With these on the classpath, application.yml points the exporter at the OTEL Collector and enables 100% sampling:

spring:
  application:
    name: order-service
  jackson:
    property-naming-strategy: SNAKE_CASE

management:
  tracing:
    sampling:
      probability: 1.0
  otlp:
    tracing:
      endpoint: http://${OTEL_COLLECTOR_HOST:otel-collector.observability.svc.cluster.local}:4318/v1/traces
  endpoints:
    web:
      exposure:
        include: health,prometheus

The port matters: 4318 is OTLP over HTTP/protobuf. Spring Boot’s exporter uses HTTP, not gRPC. Pointing it at 4317 produces silent connection failures: no exception, no timeout, spans just stop arriving in Tempo with nothing in the logs to explain why.
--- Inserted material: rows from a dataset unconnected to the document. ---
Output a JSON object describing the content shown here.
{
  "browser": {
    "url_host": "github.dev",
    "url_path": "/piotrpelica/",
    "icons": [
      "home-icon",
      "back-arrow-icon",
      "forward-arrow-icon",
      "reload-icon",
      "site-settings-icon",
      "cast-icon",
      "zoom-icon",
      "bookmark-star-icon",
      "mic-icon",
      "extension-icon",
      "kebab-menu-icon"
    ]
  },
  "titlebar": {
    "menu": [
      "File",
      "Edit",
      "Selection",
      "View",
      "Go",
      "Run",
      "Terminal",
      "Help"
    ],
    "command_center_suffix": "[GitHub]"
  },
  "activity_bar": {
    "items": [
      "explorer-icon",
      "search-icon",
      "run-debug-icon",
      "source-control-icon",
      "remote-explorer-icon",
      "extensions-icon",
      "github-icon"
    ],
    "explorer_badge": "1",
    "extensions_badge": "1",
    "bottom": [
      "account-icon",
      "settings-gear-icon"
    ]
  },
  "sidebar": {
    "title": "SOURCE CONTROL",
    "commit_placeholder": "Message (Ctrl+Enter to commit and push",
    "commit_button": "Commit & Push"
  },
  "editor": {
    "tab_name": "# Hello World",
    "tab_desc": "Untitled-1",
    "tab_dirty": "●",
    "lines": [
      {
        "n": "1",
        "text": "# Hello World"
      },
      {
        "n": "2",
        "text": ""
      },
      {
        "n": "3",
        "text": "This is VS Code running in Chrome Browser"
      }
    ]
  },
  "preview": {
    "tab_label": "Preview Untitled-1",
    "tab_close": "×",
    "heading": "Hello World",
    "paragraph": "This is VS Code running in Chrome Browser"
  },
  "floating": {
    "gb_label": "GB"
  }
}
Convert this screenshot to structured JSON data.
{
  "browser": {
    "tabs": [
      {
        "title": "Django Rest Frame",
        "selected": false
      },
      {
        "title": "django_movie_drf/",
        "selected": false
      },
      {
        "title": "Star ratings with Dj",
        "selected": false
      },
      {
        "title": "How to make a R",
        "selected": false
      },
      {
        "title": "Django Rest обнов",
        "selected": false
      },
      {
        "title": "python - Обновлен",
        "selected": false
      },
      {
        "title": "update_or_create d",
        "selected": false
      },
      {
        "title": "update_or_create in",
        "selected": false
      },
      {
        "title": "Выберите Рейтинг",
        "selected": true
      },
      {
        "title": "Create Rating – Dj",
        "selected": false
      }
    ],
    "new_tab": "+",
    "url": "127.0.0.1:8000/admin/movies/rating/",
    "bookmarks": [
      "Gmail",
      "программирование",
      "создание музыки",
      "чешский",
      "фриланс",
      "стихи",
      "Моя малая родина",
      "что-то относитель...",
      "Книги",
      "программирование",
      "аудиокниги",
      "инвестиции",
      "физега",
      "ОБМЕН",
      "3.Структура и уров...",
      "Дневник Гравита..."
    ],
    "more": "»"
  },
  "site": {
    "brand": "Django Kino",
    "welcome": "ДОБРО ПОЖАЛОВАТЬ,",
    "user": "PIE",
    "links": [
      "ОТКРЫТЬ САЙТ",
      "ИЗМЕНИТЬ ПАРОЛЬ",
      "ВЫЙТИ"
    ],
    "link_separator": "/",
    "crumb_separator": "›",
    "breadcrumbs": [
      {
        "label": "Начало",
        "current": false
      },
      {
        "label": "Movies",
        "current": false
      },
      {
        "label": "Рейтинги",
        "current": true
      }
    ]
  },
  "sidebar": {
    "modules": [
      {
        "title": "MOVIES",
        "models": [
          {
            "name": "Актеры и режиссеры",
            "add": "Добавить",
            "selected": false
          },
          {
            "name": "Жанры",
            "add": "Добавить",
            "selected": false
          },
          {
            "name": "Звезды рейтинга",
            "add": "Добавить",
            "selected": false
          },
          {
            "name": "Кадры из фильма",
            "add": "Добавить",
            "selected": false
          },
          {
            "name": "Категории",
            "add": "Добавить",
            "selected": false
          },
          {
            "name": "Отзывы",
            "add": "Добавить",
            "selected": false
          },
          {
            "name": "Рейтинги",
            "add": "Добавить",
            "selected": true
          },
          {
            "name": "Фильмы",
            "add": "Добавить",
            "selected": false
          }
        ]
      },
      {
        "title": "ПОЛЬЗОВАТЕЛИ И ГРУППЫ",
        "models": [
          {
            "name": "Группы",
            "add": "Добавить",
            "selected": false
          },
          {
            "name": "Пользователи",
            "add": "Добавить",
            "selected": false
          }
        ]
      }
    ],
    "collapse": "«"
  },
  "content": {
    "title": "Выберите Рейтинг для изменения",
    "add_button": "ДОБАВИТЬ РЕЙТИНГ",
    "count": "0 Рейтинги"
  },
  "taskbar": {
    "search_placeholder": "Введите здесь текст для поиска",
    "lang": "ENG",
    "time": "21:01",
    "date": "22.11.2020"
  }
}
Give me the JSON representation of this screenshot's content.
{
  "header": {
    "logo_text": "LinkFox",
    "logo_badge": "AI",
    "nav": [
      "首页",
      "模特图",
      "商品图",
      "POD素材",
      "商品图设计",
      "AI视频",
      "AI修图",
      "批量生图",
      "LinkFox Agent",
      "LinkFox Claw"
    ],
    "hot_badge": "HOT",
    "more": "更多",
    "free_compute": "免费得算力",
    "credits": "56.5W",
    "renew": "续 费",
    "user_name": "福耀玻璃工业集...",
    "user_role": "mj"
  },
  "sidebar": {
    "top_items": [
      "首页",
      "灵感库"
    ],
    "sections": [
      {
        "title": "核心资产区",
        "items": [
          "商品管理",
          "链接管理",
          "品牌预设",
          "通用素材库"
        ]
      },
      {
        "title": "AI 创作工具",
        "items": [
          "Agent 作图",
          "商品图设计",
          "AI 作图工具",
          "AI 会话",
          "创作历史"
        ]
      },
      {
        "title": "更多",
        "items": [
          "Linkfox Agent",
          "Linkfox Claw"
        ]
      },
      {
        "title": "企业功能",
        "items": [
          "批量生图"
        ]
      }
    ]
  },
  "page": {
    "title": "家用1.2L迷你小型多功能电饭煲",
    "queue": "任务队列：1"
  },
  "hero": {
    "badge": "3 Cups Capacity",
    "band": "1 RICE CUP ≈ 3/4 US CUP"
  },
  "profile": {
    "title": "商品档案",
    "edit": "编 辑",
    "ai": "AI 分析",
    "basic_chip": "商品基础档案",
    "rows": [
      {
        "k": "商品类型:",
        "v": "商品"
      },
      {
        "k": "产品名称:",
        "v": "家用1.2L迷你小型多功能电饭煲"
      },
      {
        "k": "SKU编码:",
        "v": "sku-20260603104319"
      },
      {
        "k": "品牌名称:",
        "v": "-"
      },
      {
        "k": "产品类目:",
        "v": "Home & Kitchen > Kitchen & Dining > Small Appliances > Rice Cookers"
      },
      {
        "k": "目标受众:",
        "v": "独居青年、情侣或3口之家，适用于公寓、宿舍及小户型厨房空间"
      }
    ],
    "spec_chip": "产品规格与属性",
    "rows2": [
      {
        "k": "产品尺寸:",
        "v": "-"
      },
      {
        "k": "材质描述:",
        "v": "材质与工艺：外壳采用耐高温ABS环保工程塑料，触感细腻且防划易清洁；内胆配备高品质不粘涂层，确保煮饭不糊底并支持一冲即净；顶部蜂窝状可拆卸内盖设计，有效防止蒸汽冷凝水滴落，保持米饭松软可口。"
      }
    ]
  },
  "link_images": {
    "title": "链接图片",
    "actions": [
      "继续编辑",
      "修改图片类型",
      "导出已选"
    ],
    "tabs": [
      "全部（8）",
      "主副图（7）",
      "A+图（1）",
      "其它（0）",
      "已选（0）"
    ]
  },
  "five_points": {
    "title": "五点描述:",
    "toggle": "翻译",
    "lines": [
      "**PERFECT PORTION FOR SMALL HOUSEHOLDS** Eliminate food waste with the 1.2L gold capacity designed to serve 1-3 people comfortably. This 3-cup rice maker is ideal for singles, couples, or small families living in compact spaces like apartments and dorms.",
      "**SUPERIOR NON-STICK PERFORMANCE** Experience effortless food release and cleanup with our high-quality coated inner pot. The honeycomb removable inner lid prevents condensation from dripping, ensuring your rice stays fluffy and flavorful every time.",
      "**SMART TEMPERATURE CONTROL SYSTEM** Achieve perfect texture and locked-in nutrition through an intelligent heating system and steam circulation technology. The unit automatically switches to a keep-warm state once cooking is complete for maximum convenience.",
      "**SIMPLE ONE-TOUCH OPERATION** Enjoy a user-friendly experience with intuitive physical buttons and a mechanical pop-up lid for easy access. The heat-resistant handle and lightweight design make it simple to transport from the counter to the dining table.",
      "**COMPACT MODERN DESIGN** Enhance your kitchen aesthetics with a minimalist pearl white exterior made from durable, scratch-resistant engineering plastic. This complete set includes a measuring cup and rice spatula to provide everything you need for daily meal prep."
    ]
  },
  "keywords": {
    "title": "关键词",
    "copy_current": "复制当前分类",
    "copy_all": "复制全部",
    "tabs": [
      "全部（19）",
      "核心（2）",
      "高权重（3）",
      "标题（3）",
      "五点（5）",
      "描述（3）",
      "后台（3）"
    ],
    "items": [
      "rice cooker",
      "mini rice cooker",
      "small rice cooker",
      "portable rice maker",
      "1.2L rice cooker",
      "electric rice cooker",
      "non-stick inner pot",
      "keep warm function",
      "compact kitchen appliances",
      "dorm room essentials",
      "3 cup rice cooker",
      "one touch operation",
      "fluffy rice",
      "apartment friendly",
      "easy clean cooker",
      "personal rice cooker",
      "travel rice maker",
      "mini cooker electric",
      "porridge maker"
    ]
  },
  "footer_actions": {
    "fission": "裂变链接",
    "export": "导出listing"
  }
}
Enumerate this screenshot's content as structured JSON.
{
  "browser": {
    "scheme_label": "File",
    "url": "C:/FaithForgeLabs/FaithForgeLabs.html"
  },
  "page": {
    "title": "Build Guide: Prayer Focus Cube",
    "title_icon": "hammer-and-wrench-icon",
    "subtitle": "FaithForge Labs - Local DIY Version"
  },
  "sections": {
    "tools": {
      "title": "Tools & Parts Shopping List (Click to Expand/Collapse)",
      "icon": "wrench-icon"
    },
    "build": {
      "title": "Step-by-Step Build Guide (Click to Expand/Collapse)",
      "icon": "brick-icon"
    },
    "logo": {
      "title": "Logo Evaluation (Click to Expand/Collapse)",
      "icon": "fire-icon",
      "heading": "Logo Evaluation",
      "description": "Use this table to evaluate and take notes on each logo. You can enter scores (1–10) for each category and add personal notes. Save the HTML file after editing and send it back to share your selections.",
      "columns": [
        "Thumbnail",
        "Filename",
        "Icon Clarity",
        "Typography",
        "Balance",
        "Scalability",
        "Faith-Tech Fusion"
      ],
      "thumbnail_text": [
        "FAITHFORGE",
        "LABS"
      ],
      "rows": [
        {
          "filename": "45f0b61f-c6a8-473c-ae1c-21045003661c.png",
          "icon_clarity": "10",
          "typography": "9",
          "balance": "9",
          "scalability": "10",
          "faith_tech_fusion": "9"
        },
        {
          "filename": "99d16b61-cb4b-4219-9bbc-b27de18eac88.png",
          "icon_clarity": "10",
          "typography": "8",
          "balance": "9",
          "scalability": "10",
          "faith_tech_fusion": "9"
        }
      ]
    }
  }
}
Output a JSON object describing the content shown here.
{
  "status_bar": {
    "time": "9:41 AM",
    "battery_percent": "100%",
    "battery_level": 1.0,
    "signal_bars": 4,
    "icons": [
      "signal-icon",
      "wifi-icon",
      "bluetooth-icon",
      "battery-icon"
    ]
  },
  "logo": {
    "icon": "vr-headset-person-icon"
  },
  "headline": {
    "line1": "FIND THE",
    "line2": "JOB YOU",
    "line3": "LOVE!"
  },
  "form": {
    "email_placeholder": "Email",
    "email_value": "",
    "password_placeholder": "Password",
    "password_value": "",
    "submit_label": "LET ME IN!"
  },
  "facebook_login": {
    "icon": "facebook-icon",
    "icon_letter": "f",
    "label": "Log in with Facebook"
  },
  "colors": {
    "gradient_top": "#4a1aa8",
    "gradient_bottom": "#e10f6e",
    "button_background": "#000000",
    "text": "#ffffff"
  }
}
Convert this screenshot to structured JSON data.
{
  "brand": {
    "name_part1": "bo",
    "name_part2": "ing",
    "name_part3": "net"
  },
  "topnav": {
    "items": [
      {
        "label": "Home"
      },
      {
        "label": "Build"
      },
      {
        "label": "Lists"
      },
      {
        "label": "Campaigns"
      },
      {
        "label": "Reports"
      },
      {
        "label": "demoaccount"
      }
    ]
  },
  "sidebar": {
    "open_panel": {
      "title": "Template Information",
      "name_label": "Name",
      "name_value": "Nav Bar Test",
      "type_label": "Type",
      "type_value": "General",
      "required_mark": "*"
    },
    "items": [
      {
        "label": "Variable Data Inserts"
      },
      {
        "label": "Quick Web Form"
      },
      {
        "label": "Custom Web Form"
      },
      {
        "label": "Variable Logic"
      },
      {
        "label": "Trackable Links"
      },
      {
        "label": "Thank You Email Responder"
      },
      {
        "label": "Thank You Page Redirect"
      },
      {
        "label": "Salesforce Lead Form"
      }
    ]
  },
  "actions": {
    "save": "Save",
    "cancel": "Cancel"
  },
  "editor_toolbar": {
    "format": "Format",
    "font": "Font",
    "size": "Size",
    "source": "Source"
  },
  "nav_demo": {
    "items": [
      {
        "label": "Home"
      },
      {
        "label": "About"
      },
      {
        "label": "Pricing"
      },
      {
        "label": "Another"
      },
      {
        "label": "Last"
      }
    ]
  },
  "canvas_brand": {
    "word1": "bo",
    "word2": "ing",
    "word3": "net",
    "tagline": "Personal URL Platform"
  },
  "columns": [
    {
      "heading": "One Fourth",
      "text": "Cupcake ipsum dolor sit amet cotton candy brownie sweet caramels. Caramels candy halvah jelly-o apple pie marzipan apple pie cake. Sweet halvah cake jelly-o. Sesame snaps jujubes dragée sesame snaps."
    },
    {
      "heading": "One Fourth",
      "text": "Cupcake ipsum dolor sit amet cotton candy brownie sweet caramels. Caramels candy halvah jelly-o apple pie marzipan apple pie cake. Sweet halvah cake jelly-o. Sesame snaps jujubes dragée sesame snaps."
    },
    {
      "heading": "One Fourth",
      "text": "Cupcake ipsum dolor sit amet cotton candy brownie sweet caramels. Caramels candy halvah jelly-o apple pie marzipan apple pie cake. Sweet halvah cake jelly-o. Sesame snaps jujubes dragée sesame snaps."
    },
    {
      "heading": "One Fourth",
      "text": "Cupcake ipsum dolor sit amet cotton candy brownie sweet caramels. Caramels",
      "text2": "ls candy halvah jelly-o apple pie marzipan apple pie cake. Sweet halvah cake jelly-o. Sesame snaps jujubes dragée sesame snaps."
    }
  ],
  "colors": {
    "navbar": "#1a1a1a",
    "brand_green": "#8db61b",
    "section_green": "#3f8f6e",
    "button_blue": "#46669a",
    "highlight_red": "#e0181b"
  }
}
For structured JSON logs with the trace ID, logstash-logback-encoder reads the traceId and spanId keys that Micrometer Tracing writes to MDC automatically:

<appender name="CONSOLE" class="ch.qos.logback.core.ConsoleAppender">
    <encoder class="net.logstash.logback.encoder.LogstashEncoder">
        <customFields>{"service":"${appName}"}</customFields>
        <includeMdcKeyName>traceId</includeMdcKeyName>
        <includeMdcKeyName>spanId</includeMdcKeyName>
    </encoder>
</appender>

Every log line produced during a request now includes "traceId":"4bf92f35..." as a JSON field. Promtail extracts this as a Loki label on ingest, with no extra configuration on the application side.

HTTP trace propagation is also automatic. When order-service calls inventory-service via Spring’s RestClient, the W3C traceparent header is injected by the auto-configured observation infrastructure. No manual header passing.


Instrumentation: FastAPI

The Python side needs a bit more setup, but it’s still straightforward. Five packages cover tracing, metrics, and structured logging:

opentelemetry-sdk>=1.25.0
opentelemetry-instrumentation-fastapi>=0.46b0
opentelemetry-exporter-otlp-proto-grpc>=1.25.0
prometheus-fastapi-instrumentator>=6.1.0
structlog>=24.2.0

At startup, the tracer provider is initialized and the FastAPI app is instrumented:

from opentelemetry import trace
from opentelemetry.sdk.resources import Resource
from opentelemetry.sdk.trace import TracerProvider
from opentelemetry.sdk.trace.export import BatchSpanProcessor
from opentelemetry.exporter.otlp.proto.grpc.trace_exporter import OTLPSpanExporter
from opentelemetry.instrumentation.fastapi import FastAPIInstrumentor

resource = Resource.create({"service.name": SERVICE_NAME})
tracer_provider = TracerProvider(resource=resource)
tracer_provider.add_span_processor(
    BatchSpanProcessor(
        OTLPSpanExporter(endpoint=f"{OTEL_COLLECTOR_HOST}:4317", insecure=True)
    )
)
trace.set_tracer_provider(tracer_provider)

app = FastAPI()
FastAPIInstrumentor().instrument_app(app)

Unlike Spring Boot, the Python exporter uses gRPC on port 4317. The OTEL Collector accepts both; services don’t need to align on transport.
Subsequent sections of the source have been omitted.